Among the concerns expressed by Cerise in an addendum to the meeting meetings which he addressed to Jenkins:

  • There is no commitment by DHH to mitigate the budget reduction while we work on the very complex Shreveport deal. Therefore, if later in the year, we realize that w cannot close a Shreveport sale by year end, we will run a deficit which is against the law and grounds for removal of those causing the deficit;
  • There will be a significant community/political reaction to LSU assuming a competitive posture with a profit partner while receiving favorable Medicaid and uninsured financing from the state;
  • We could see a significant negative community reaction to a plan that sells the Shreveport hospital and spends a large amount of the proceeds on hospitals in south Louisiana. There are also local contractual relationships which might be adversely affected and objected to;
  • We need to be transparent with the legislature. If our plan is to spend as if we will complete a “joint venture” and secure funding later in the year, the board and the legislature need to realize that wer have no alternative solution if the plan fails later in this fiscal year. This will put Shreveport and New Orleans at risk as well as put LSU at risk of running a deficit;
  • The only certain way for LSU is to live within its newly assigned budget is to close multiple facilities now. If we do not do this, we are running the risk of delaying and creating an unmanageable budget crisis later in the year that will put Shreveport and New Orleans at risk. That risk includes others blaming LSU for not taking actions earlier.

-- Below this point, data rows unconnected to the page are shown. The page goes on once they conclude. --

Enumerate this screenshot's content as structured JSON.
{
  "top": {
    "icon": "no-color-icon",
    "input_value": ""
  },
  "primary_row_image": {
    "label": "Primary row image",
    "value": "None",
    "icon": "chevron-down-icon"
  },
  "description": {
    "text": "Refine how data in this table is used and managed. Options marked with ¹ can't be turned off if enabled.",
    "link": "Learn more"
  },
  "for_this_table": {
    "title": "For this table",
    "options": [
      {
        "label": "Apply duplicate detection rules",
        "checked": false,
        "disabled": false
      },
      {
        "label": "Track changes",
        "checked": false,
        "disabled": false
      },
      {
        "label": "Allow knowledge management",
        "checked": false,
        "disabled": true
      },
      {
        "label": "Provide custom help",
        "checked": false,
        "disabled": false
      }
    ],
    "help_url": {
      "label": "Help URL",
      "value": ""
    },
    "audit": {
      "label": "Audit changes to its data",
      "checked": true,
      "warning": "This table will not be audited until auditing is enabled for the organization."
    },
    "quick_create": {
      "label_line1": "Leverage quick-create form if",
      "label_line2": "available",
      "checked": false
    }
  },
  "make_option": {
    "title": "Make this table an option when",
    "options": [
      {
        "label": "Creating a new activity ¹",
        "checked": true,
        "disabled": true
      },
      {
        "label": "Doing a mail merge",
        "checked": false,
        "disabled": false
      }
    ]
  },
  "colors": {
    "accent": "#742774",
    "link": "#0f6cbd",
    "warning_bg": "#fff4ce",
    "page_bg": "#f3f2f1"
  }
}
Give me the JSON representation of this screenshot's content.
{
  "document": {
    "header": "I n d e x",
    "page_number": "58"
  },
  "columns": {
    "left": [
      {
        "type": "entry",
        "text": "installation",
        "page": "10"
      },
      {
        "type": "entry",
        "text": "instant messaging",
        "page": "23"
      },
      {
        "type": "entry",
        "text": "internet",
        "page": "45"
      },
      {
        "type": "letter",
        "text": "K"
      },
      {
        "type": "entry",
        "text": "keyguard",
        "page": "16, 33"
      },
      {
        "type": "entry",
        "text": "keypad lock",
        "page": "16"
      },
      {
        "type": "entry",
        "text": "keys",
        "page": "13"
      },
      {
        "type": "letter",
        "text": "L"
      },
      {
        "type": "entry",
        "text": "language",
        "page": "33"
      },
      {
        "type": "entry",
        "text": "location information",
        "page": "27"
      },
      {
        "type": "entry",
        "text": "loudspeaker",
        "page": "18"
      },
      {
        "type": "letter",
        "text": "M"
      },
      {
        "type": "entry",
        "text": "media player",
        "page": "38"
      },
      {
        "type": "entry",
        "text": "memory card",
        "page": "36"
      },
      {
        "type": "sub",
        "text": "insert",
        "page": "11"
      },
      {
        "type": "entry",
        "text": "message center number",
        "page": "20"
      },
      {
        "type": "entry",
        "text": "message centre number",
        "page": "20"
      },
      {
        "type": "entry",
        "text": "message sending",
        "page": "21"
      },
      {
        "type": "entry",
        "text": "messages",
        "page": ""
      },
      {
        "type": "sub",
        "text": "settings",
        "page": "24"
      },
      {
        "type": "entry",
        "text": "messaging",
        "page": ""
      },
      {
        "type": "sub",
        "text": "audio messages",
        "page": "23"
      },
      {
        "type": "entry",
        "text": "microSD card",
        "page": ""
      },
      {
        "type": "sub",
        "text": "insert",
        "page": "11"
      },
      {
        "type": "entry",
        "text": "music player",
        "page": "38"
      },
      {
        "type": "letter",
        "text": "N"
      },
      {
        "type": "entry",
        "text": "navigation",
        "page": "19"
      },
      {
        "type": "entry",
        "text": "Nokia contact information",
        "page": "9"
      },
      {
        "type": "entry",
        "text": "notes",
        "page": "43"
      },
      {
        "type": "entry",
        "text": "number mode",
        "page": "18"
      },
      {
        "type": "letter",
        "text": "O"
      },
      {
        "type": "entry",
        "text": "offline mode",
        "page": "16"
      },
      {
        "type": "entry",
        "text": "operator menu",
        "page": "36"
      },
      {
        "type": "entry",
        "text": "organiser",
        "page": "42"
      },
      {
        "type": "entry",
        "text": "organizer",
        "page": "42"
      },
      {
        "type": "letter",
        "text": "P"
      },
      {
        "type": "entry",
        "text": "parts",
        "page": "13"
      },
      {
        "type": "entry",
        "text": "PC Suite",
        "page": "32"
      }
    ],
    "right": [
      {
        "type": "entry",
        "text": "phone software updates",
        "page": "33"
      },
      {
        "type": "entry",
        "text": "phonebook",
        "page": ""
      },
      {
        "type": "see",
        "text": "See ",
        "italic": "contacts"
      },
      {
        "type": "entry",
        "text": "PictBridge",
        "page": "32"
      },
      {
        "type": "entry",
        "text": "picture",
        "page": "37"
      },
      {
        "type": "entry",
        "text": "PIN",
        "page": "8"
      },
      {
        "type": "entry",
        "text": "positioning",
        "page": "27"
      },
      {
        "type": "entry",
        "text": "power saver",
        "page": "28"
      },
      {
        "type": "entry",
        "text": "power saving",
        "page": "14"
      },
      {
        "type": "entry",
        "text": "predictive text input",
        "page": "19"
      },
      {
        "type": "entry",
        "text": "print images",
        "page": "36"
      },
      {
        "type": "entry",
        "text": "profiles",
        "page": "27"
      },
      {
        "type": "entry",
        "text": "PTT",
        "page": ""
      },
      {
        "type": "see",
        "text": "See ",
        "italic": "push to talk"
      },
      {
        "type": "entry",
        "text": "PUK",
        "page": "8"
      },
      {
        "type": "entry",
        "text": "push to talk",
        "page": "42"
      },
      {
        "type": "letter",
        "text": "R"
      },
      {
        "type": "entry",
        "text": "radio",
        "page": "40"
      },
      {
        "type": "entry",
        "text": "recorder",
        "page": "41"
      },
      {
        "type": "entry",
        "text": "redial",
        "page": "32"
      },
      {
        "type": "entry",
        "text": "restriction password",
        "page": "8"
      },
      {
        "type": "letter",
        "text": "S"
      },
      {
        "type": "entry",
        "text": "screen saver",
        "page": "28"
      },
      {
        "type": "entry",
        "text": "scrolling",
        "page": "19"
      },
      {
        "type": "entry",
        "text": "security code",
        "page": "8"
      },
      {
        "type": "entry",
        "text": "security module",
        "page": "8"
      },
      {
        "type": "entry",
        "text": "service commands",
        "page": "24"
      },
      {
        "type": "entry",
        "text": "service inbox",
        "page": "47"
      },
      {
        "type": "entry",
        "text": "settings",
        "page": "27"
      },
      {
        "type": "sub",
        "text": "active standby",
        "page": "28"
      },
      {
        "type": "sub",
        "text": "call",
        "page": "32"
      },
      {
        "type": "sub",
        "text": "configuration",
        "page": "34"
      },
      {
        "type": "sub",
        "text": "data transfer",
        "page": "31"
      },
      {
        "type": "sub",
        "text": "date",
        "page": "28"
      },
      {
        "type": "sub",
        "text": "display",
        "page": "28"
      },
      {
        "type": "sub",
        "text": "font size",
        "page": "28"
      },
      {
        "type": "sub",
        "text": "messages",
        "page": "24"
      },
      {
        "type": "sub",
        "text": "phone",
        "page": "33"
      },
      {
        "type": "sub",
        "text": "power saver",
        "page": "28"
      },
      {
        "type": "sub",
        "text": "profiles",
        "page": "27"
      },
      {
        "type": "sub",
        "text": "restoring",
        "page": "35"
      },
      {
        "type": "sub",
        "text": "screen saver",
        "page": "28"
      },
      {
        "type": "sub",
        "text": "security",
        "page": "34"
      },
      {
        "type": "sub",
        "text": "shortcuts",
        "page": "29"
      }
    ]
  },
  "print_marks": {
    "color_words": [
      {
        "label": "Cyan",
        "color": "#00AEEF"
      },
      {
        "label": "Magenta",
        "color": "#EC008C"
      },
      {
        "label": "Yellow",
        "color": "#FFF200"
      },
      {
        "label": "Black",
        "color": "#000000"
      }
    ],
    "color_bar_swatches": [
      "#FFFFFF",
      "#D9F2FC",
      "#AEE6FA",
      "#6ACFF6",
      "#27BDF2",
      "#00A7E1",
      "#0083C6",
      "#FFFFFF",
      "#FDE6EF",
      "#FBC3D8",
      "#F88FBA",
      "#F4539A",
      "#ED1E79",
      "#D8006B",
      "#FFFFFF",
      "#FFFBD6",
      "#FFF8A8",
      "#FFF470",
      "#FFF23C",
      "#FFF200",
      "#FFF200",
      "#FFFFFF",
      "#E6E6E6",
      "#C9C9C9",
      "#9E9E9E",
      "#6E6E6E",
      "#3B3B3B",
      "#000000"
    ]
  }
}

“I am asking that you share this memo or at least the substance of it with the full board to ensure they are informed and that their direction to us that we delay definitive budgetary action until the end of August to better assess the likelihood of a Shreveport sale with a statewide distribution of the proceeds is clear and unambiguous,” Cerise said in his memorandum to Jenkins.

At the conclusion of the meeting, Jenkins called for the creation of a task force to include then-Commissioner of Administration Paul Rainwater, Greenstein, George, Yarborough, McCollister, Ballard, Mighty, Barish, Hollier, Cerise and Townsend.

But in a matter of weeks, Cerise and Townsend were gone.

And a year later, a blank contract was agreed to which allows Biomedical Research Foundation of Northwest Louisiana (BRF), an organization with no appreciable cash flow and no experience in running a hospital, to assume control of LSU Medical Center in Shreveport and E.A. Conway Medical in Monroe—facilities with combined revenues of about $400,000.

Moreover, BRF will receive all the facilities’ assets with the state getting the liabilities.